On Friday, January 28, Stredney will detail the current activity of OSC and The Ohio State University in developing a system to provide an intuitive interface for manipulating and experiencing virtual data sets, specifically volume reconstructions of medical data.
The OSC system is designed to provide a cost efficient, unencumbered experience with virtual information. According to Stredney, "We are not attempting to provide a full immersion into a virtual reality. We do not feel that the technology is fully developed at this time." The goal is not to convince users that they are somewhere else, or actually working on the "real patient." The goal is to provide an improved experience with a reconstructed model that facilitates the gaining of new understanding concerning patient anatomy and the intricacies of medical procedures. Says Stredney, "Our intent is to provide meaningful cues in the simulator that facilitates rapid association allowing the user to readily assimilate the information and transfer the gained knowledge to actual practice." In addition, the interface minimizes the amount of interactive modifications required by the user, thereby allowing for more user flexibility.
The OSC system interface integrates the following existing interface modalities: Visual - stereo viewing/head tracking; Vocal - speech recognition; and Haptic - instrumented gloved interface. Head tracking is accomplished using line-of-sight technology. This employs a small metallic reflector placed on the glasses that is tracked by a sensor sitting atop the monitor. As the user moves her head, the sensor tracks movement and sends the information back to the renderer, which adjusts the viewing angle of the data set.
Speech recognition is useful, as it frees the hands to be used in more meaningful ways. The user can enter specified commands to the system without having to call up menus and traverse menu trees. OSC and OSU's Advanced Computing Center for the Arts and Design are a alpha test site for Silicon Graphics' discrete phrase recognition software.

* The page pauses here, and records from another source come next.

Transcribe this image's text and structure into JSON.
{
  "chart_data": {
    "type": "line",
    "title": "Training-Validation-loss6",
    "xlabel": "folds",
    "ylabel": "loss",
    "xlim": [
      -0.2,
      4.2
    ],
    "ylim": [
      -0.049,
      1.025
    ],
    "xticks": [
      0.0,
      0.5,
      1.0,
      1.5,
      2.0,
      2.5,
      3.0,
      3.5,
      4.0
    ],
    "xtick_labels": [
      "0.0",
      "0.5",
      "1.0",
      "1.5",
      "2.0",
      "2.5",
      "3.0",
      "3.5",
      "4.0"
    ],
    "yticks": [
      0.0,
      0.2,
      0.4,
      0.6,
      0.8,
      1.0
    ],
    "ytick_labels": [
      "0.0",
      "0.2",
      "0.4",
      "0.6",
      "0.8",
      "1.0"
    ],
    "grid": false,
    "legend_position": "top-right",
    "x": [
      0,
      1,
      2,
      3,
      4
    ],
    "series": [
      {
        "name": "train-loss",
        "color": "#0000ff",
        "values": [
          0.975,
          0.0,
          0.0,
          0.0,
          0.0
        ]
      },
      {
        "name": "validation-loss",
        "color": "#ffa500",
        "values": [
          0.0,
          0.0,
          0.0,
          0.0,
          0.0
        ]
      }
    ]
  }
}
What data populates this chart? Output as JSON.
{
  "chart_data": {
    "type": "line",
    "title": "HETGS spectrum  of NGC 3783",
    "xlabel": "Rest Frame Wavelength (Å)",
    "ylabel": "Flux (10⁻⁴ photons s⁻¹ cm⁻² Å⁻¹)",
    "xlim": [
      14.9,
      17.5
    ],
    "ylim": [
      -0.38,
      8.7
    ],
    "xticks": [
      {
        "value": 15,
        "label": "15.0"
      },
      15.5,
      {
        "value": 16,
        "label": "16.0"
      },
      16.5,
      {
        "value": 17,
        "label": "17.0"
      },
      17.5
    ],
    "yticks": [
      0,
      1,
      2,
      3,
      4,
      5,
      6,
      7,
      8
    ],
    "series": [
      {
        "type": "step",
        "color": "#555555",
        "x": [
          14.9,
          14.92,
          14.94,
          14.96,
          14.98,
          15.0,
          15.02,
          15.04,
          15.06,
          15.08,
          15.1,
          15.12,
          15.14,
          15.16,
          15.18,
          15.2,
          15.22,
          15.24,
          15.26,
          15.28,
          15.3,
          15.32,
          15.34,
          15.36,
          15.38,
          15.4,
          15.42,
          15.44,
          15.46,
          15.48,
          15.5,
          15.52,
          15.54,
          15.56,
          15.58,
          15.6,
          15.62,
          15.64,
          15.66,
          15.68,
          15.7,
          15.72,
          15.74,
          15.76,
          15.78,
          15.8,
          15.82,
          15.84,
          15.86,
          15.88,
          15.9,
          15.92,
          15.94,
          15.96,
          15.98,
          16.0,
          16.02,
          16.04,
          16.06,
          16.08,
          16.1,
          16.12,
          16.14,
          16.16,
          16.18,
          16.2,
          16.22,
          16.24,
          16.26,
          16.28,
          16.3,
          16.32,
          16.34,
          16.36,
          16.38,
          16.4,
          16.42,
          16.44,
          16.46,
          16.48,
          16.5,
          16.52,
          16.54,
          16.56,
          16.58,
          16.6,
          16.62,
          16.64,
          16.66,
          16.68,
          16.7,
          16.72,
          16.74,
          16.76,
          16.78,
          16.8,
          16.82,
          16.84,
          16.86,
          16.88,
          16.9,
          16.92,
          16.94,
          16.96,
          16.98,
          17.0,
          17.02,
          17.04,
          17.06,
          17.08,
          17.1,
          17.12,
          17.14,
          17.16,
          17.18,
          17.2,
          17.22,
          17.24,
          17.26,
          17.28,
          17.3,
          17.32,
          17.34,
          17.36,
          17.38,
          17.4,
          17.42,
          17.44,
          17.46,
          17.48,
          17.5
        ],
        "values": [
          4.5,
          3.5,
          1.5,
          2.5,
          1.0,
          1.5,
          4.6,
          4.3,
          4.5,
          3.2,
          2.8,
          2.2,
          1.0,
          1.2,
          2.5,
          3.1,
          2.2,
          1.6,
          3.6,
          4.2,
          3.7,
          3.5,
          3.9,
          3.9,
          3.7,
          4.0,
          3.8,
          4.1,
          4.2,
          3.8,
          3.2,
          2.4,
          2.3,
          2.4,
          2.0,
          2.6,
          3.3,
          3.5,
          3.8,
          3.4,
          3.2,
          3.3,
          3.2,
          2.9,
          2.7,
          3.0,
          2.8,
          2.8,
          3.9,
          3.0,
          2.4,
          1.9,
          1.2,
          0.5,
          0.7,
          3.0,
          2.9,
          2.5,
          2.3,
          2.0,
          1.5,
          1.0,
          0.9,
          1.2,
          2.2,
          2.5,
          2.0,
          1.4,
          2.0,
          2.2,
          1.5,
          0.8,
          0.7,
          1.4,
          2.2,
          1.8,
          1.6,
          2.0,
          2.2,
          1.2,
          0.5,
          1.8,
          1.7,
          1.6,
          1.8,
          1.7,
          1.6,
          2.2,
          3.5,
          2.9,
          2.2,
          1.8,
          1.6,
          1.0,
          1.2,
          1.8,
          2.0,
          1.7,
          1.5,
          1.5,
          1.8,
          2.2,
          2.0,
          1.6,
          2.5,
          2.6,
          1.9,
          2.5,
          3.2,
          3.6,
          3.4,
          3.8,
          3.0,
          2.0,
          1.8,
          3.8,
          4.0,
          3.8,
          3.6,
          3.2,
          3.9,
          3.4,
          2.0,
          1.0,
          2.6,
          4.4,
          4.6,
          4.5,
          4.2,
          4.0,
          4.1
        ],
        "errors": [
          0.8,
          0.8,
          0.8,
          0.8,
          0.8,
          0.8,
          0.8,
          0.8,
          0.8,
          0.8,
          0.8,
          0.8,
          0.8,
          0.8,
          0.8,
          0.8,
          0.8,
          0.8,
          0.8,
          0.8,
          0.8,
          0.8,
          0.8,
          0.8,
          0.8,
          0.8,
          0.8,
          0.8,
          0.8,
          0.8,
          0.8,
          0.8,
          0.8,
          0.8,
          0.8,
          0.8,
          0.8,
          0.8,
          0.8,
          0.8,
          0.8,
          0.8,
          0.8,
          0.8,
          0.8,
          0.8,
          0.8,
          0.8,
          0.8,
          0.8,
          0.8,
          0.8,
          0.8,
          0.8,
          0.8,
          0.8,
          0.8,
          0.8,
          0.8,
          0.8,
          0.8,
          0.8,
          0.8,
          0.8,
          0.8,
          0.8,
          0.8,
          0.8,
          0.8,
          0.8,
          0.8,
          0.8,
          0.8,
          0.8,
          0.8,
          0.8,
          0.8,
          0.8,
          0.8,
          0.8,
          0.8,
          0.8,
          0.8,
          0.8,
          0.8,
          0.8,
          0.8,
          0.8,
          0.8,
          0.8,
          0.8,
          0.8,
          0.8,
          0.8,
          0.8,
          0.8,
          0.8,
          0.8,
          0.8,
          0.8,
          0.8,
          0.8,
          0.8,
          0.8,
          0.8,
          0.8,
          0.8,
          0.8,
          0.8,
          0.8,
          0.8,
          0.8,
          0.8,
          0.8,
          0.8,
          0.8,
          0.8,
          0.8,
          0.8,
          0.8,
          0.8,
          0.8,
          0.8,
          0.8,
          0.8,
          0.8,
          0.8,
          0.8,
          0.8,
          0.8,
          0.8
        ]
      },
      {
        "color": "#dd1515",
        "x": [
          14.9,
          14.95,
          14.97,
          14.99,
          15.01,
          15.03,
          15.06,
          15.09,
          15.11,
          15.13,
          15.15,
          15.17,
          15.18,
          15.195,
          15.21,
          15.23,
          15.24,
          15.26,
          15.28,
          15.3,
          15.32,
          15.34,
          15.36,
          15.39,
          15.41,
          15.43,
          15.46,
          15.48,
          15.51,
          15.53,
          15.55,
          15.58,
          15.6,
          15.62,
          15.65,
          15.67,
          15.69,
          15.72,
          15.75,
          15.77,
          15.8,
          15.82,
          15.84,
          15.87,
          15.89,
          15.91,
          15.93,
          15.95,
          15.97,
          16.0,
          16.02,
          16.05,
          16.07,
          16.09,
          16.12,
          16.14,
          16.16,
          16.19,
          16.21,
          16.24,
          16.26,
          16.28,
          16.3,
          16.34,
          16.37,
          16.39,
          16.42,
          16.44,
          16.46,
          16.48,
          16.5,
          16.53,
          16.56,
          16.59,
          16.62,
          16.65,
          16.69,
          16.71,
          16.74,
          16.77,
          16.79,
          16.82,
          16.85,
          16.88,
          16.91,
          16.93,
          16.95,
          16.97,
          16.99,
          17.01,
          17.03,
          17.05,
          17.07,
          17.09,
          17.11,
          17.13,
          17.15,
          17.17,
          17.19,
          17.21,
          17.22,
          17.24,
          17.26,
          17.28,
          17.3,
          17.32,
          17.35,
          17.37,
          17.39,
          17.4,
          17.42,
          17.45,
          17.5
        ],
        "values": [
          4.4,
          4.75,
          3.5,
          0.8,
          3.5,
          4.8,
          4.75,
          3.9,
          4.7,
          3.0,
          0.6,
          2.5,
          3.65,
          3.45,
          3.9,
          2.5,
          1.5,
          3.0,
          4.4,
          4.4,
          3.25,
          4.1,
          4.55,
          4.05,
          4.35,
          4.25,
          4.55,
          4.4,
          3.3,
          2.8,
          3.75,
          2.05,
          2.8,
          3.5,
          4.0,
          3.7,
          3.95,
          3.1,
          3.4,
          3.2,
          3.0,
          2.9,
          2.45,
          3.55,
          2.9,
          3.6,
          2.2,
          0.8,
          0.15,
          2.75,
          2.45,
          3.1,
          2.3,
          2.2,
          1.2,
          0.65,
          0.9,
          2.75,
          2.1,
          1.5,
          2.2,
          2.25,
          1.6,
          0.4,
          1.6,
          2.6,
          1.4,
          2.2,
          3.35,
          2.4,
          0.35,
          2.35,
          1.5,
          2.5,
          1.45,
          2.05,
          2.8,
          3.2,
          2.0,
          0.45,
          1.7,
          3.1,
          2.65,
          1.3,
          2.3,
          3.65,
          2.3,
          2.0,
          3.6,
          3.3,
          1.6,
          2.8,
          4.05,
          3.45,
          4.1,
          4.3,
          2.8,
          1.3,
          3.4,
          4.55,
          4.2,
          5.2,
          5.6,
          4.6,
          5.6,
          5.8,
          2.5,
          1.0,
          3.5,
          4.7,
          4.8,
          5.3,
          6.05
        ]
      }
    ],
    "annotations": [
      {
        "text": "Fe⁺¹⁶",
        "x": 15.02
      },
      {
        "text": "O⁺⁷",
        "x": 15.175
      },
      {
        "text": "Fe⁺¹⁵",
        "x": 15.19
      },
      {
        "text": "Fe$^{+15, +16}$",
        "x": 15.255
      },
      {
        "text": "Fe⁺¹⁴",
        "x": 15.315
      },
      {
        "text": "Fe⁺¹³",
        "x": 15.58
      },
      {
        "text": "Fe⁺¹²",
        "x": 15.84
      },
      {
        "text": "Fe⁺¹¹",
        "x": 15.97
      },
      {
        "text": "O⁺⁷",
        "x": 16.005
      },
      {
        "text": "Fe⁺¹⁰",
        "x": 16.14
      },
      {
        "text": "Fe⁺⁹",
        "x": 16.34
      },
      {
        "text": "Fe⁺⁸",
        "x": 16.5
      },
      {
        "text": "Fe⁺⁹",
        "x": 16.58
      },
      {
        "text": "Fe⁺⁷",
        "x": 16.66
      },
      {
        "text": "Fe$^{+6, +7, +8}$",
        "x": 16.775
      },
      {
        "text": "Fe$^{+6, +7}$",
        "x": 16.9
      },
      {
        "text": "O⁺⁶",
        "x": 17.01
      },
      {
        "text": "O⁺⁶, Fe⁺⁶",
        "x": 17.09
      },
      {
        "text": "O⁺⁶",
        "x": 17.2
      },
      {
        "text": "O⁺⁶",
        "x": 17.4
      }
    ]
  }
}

"Since medical procedures, such as surgery, are extremely dexterous enterprises, it is essential to employ a gloved interface in the system design." said Stredney. "We have chosen the Cybergloveª, manufactured by Virtual Technologies." The Cybergloveª allows for free movement of the hand, with no recognizable inertia to overcome. This is essential in trying to represent fine dexterous movements of the fingers and hands as encountered in surgery.
The Ohio Supercomputer Center is a state-funded shared resource of high performance computing to Ohio's researchers, both academic and industrial.